对网络层应用 equal_lr 后,会注册一个钩子,该钩子对网络层的权重做了一个缩放的操作。

The equalized learning rate involves:

  1. Initializing all weights (linear and conv) from regular normal distribution, no fancy init
  2. Scaling all weights by the per-layer normalization constant from the Kaiming He initialization.

From: https://github.com/lucidrains/stylegan2-pytorch/issues/112#issuecomment-675204245

注意,下面某人评论:On my experience, equalized learning rate is incredibly important for high resolution training (256 and above).

要注意,这里对权重进行了自定义的初始化,因此不要二次使用别的方式进行初始化。

参考:

  1. https://github.com/lucidrains/stylegan2-pytorch/issues/112
  2. https://samaelchen.github.io/pytorch-pggan/

FusedUpsample & FusedDownsample

class FusedUpsample(nn.Module):
    def __init__(self, in_channel, out_channel, kernel_size, padding=0):
        super().__init__()

        weight = torch.randn(in_channel, out_channel, kernel_size, kernel_size)
        bias = torch.zeros(out_channel)

        fan_in = in_channel * kernel_size * kernel_size
        self.multiplier = sqrt(2 / fan_in)

        self.weight = nn.Parameter(weight)
        self.bias = nn.Parameter(bias)

        self.pad = padding

    def forward(self, input):
        weight = F.pad(self.weight * self.multiplier, [1, 1, 1, 1])
        weight = (
            weight[:, :, 1:, 1:]
            + weight[:, :, :-1, 1:]
            + weight[:, :, 1:, :-1]
            + weight[:, :, :-1, :-1]
        ) / 4

        out = F.conv_transpose2d(input, weight, self.bias, stride=2, padding=self.pad)

        return out


class FusedDownsample(nn.Module):
    def __init__(self, in_channel, out_channel, kernel_size, padding=0):
        super().__init__()

        weight = torch.randn(out_channel, in_channel, kernel_size, kernel_size)
        bias = torch.zeros(out_channel)

        fan_in = in_channel * kernel_size * kernel_size
        self.multiplier = sqrt(2 / fan_in)
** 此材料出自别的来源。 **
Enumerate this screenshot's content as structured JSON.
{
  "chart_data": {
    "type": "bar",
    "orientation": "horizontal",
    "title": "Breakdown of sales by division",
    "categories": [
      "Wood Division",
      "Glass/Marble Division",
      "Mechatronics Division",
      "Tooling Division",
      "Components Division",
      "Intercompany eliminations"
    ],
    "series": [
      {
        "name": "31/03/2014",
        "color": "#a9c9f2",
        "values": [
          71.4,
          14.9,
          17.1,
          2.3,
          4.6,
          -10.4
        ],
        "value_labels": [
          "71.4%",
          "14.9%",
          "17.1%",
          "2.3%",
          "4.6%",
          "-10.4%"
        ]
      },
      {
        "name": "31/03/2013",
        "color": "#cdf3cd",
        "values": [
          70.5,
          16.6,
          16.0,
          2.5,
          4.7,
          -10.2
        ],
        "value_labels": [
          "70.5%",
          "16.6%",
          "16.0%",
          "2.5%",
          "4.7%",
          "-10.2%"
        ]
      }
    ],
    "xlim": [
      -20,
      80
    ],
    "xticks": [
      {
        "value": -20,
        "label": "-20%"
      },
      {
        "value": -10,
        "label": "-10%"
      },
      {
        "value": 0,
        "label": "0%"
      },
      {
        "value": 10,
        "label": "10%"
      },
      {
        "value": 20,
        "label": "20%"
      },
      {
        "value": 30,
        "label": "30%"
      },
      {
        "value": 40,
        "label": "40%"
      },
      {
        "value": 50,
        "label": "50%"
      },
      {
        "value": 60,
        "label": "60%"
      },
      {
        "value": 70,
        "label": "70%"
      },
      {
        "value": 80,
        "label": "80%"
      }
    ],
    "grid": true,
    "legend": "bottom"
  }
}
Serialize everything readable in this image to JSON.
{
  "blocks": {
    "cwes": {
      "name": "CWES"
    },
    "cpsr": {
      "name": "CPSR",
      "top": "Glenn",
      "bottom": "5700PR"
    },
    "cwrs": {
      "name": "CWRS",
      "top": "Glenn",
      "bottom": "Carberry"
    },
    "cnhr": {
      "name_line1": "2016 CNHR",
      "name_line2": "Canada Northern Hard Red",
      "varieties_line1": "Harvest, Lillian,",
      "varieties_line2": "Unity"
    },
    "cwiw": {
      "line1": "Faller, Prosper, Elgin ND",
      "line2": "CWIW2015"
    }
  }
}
        self.weight = nn.Parameter(weight)
        self.bias = nn.Parameter(bias)

        self.pad = padding

    def forward(self, input):
        weight = F.pad(self.weight * self.multiplier, [1, 1, 1, 1])
        weight = (
            weight[:, :, 1:, 1:]
            + weight[:, :, :-1, 1:]
            + weight[:, :, 1:, :-1]
            + weight[:, :, :-1, :-1]
        ) / 4

        out = F.conv2d(input, weight, self.bias, stride=2, padding=self.pad)

        return out

其中上采样是通过反卷积实现的:F.conv_transpose2d(input, weight, self.bias, stride=2, padding=self.pad), 下采样则是通过普通的卷积实现的:out = F.conv2d(input, weight, self.bias, stride=2, padding=self.pad)

具体这个所谓的 fused 究竟是干嘛的,我目前还不清楚。

AdaptiveInstanceNorm

class AdaptiveInstanceNorm(nn.Module):
    def __init__(self, in_channel, style_dim):
        super().__init__()

        self.norm = nn.InstanceNorm2d(in_channel)
        self.style = EqualLinear(style_dim, in_channel * 2)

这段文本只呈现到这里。